From Voice of San Diego.org :
Where Has All the Free Speech Gone?
By KEITH TAYLOR
Voice Guest Columnist
Wednesday, Nov. 16, 2005
George Bush is my president. I'm not all that happy about it, but that's the way it is. Possibly George isn't happy about me either. Still we have one president at a time, and he is supposed to represent everybody whether he likes them or not. I think that means he shouldn't isolate himself from his dissenters. But it isn't happening that way.
On Veterans Day, Bush skipped the annual president's visit to Arlington, sending his veep instead. And where was the president? He was in Wilkes Barre, Pa., defending his war to a group of carefully selected veterans.
Not everybody gets in to hear Bush make a speech. The response was enthusiastic and every bit as spontaneous as the laugh track for a second-rate TV comedy. On his recent visit to San Diego our president appeared behind the gates of Naval Air Station North Island. The general public wasn't invited. The unwashed could stand outside but so far away our commander-in-chief (CINC) couldn't see them.
Anybody who wanted to wave a sign or shout words of discouragement could do so I suppose, but the president wouldn't know about it unless someone told him, and we know how that goes.
Of course being president is a dangerous job. Extraordinary means are required to protect him, but sometimes it goes so far even his fellow conservatives take note.
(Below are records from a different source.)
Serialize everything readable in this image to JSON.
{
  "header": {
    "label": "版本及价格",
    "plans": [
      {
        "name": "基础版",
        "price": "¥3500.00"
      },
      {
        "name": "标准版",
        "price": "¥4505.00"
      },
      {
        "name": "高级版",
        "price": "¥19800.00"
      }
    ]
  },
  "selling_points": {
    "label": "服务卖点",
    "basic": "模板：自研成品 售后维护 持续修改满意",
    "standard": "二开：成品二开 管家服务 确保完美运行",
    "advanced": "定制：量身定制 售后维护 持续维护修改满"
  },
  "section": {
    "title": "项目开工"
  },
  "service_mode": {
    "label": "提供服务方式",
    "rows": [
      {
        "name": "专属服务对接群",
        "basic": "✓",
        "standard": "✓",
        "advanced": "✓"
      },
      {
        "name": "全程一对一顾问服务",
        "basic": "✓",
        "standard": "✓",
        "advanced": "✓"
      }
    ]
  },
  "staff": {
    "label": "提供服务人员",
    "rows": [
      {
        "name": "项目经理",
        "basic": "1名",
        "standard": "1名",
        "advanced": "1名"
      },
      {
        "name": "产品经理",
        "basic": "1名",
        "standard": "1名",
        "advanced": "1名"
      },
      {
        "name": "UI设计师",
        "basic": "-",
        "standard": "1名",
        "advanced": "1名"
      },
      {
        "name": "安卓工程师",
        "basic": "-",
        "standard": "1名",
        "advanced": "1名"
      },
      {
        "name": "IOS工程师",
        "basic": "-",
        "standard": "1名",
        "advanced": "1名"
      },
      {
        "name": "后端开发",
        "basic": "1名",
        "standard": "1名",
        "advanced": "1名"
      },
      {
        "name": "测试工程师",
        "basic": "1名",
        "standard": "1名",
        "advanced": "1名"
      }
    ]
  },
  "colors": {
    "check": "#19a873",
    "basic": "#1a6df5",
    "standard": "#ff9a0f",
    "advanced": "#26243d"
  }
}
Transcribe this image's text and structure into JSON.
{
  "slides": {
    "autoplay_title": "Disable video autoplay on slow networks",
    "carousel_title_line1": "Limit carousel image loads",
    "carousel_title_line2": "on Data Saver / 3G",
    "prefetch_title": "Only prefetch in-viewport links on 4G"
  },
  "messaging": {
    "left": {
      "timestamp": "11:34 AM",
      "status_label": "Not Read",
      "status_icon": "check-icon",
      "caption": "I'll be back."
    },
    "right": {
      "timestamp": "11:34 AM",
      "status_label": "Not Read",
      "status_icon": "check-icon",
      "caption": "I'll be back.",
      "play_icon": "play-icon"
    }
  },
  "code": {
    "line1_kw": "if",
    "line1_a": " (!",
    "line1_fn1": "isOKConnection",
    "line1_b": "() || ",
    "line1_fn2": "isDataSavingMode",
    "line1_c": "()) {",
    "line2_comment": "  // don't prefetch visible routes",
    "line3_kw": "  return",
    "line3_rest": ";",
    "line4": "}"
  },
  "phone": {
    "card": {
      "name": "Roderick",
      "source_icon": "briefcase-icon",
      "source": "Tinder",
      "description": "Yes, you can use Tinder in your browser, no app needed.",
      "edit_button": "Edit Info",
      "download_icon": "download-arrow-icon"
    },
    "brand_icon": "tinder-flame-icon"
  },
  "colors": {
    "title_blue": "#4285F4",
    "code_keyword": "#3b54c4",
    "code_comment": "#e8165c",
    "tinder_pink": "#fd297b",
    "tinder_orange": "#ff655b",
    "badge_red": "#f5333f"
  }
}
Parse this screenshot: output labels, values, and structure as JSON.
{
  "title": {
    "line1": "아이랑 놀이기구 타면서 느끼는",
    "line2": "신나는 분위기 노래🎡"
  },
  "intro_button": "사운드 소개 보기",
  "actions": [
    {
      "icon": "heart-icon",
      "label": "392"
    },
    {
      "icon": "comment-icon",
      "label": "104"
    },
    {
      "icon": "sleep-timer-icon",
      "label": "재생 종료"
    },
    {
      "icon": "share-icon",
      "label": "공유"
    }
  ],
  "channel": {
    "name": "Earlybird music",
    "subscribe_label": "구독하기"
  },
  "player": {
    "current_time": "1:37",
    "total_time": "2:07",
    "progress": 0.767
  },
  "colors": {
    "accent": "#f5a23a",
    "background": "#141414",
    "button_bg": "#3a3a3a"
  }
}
Here's a clip from a piece by James Bovard in a 2003 issue of The American Conservative: "the local police, at the Secret Service's behest, set up a 'designated free-speech zone' on a baseball field surrounded by a chain-link fence a third of a mile from the location of Bush's speech."
That was for the president's speech on Labor Day 2002. Let me be the umpteenth person to lament the fact that the entire United States of America was, but is no longer, a free-speech zone!
During the last campaign both candidates were given extraordinary protection, including those misnamed free-speech zones, but the Republicans, even then, managed to take it a notch higher. Folks had to dress the part. Anybody showing up at a Bush rally wearing a Kerry T-shirt was kept out. Folks wearing Bush T-shirts were allowed in to Kerry rallies. Kathy Meade, a teacher in Travers City, Mich., had tickets to a Bush rally but bought a small Kerry sticker and put it on her lapel. Security personnel stopped her and when she refused to remove it they tore up her tickets and evicted her.
Barbara Miller of Midland, Mich., was held up at the gate of another Bush rally for wearing a "Pro-Choice" T-shirt. She removed the shirt in order to gain admittance. Apparently that wasn't enough. Later security guards came down and removed both Barbara and her family. Such incidents are still being carried out by this administration.
Now it is catching on here in freewheeling California. Arnold Schwarzenegger is my governor. I'm not happy about that either. "Girlie men" indeed!
Arnie, until a week ago last Tuesday, had aspirations of becoming president himself just as soon as he got a good handle on the language, and as soon as we changed the Constitution just for him.
He was in town touting his qualifications but, like George, only to those he approved of. Warren Beatty and his wife, Annette Bening, didn't make the select list, but our deposed mayor, Roger Hedgecock, did. The two bona fide movie stars were stopped at the door and refused entrance. I'm guessing the governator was afraid Beatty would hit him with his Oscar, or maybe just show it to him. I'm also guessing Arnold has never seen one in person. Hedgecock showed his usual disdain for things he can't understand by calling Beatty a washed-up actor. He further exhibited his expertise of things Hollywood by saying "'Dick Tracy' was a terrible movie -- just terrible." Then Roger extolled Arnold Schwarzenegger.
All this is happening in a place being run by the guys who claim to be uniters, not dividers. Their sentiments are exemplified best by Ron Nehring, chairman of the Republican Party of San Diego County who said, "We're standing up here while these Hollywood liberals are here in our county," he sneered. "They should just go back to Hollywood, go back to Beverly Hills and leave reforming California to us."
Meanwhile let's remember the words of another American, Frederick Douglass, who understood what it meant to be ignored: "Liberty is meaningless where the right to utter one's thoughts and opinions has ceased to exist. That, of all rights, is the dread of tyrants. It is the right which they first of all strike down."